Regardless of whether your fears are supernatural or not, chronic anxiety can take a heavy toll on your body and your mental well-being. Therefore, it’s also worth discussing a few things scientifically proven to help alleviate anxiety — and, no, we’re not talking about eating whole dried blocks of ramen noodles, cathartic as that may seem.
First, you should make sure you’re getting enough physical activity. According to the American Psychological Association, exercise is an effective, relatively easy way to help boost your mood, both in the short and long term.
It’s not clear exactly what mechanisms link exercise and its mood-boosting effects, but it’s likely a combination of several factors: Some say it has to do with the brain’s release of serotonin when exercising, a chemical that regulates anxiety and depression. Others say exercise helps improve sleep quality, which then leads to a healthier, happier person. The satisfaction gained from simply accomplishing a task and adhering to a routine might be part of it, too. Generally speaking, experts recommend that you get about 30 minutes of moderate- to high-intensity exercise five times per week.
Fear also has a tendency to make us more likely to isolate ourselves, but it’s important to do your best to engage with your close friends when you’re feeling down. Studies have shown that strong social support networks are associated with lower levels of depression and anxiety. Of course, take time for yourself if you need it, but going out to dinner with your best friends — instead of bailing on them to binge an entire season of House Hunters — is probably a good call.
Finally, this is a judgment-free zone, but drinking as a way to alleviate your anxiety might be doing more harm than good. There is no evidence that a moderate amount of drinking — usually defined as “two alcoholic beverages per day” — will cause an otherwise healthy person to develop an anxiety disorder, but it may negatively affect your mood as your blood alcohol content rises and falls throughout the night.
“The sense of relaxation you feel when you drink can often be attributed to your blood alcohol content,” according to Healthline. “A rise in BAC levels leads to temporary feelings of excitement, but feelings of depression occur as BAC levels fall. As a result, it’s possible that having a few drinks that make your BAC rise and then fall back to normal again can make you more anxious than you were before.”
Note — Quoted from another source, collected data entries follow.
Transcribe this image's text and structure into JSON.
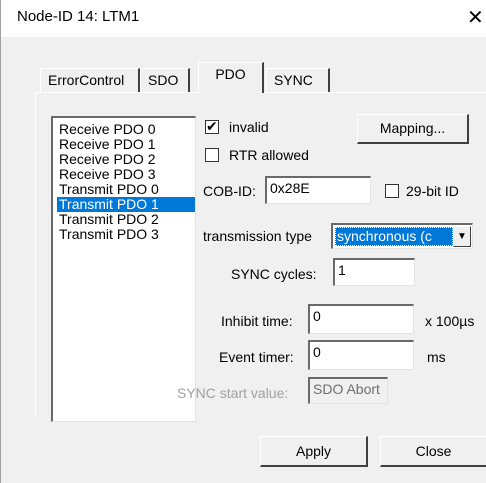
{
  "window": {
    "title": "Node-ID 14: LTM1",
    "close_glyph": "✕"
  },
  "tabs": [
    {
      "label": "ErrorControl"
    },
    {
      "label": "SDO"
    },
    {
      "label": "PDO"
    },
    {
      "label": "SYNC"
    }
  ],
  "pdo_list": {
    "items": [
      "Receive PDO 0",
      "Receive PDO 1",
      "Receive PDO 2",
      "Receive PDO 3",
      "Transmit PDO 0",
      "Transmit PDO 1",
      "Transmit PDO 2",
      "Transmit PDO 3"
    ],
    "selected": "Transmit PDO 1"
  },
  "invalid": {
    "label": "invalid",
    "checked": true,
    "mark": "✔"
  },
  "rtr": {
    "label": "RTR allowed",
    "checked": false
  },
  "mapping_button": "Mapping...",
  "cob_id": {
    "label": "COB-ID:",
    "value": "0x28E"
  },
  "bit29": {
    "label": "29-bit ID",
    "checked": false
  },
  "transmission_type": {
    "label": "transmission type",
    "value": "synchronous (c",
    "arrow": "▼"
  },
  "sync_cycles": {
    "label": "SYNC cycles:",
    "value": "1"
  },
  "inhibit_time": {
    "label": "Inhibit time:",
    "value": "0",
    "unit": "x 100µs"
  },
  "event_timer": {
    "label": "Event timer:",
    "value": "0",
    "unit": "ms"
  },
  "sync_start": {
    "label": "SYNC start value:",
    "value": "SDO Abort"
  },
  "buttons": {
    "apply": "Apply",
    "close": "Close"
  }
}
So, in summary: Exercise regularly, talk with your friends and keep your drinking to a minimum. Also, you should probably make sure at least one of your friends has a reinforced, zombie-proof door. We’ll get through this together, folks.
Editor’s note: For information about suicide prevention or to speak with someone confidentially, contact the National Suicide Prevention Lifeline at 1 (800) 273-8255 or the Crisis Text Line at 741-741. Both provide free, anonymous support 24 hours a day, seven days a week.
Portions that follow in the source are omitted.